🤖 AI Summary
Traditional translation evaluation metrics (e.g., BLEU, METEOR) rely on lexical overlap and thus fail to capture culture adaptation, narrative coherence, and stylistic fidelity—key dimensions in literary translation. To address this limitation, we propose the first multi-agent quality assessment framework specifically designed for literary translation. Leveraging large language models, our framework orchestrates three specialized agents—Terminology Expert, Narrative Analyst, and Stylistic Critic—via structured prompt engineering and consensus-based aggregation, enabling interpretable, fine-grained modeling of cultural context and aesthetic features. Crucially, it moves beyond the lexical-overlap paradigm. Evaluated on multiple translations of *The Little Prince* and *A Connecticut Yankee in King Arthur’s Court*, our method achieves a Pearson correlation of 0.890 with human judgments—significantly outperforming state-of-the-art baselines. This work establishes a novel, principled paradigm for automated literary translation evaluation.
📝 Abstract
Literary translation requires preserving cultural nuances and stylistic elements, which traditional metrics like BLEU and METEOR fail to assess due to their focus on lexical overlap.
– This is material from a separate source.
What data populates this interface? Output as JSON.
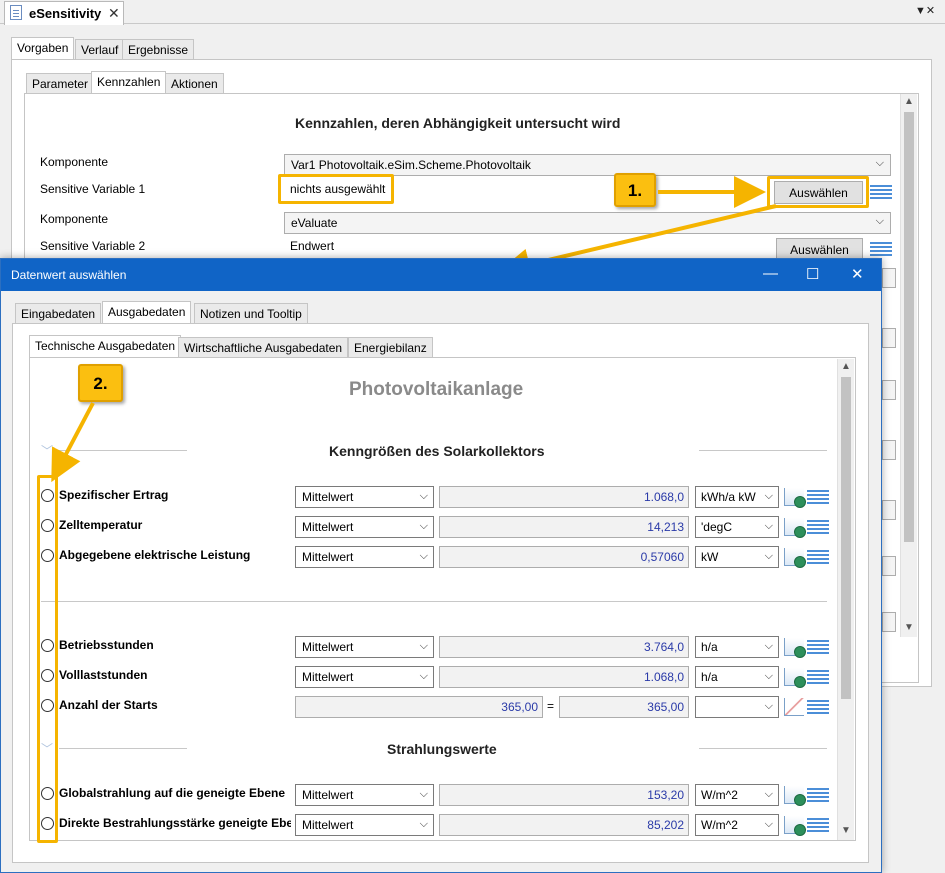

This oversight neglects the narrative consistency and stylistic fidelity that are crucial for literary works. To address this, we propose MAS-LitEval, a multi-agent system using Large Language Models (LLMs) to evaluate translations based on terminology, narrative, and style. We tested MAS-LitEval on translations of The Little Prince and A Connecticut Yankee in King Arthur's Court, generated by various LLMs, and compared it to traditional metrics. extbf{MAS-LitEval} outperformed these metrics, with top models scoring up to 0.890 in capturing literary nuances. This work introduces a scalable, nuanced framework for Translation Quality Assessment (TQA), offering a practical tool for translators and researchers.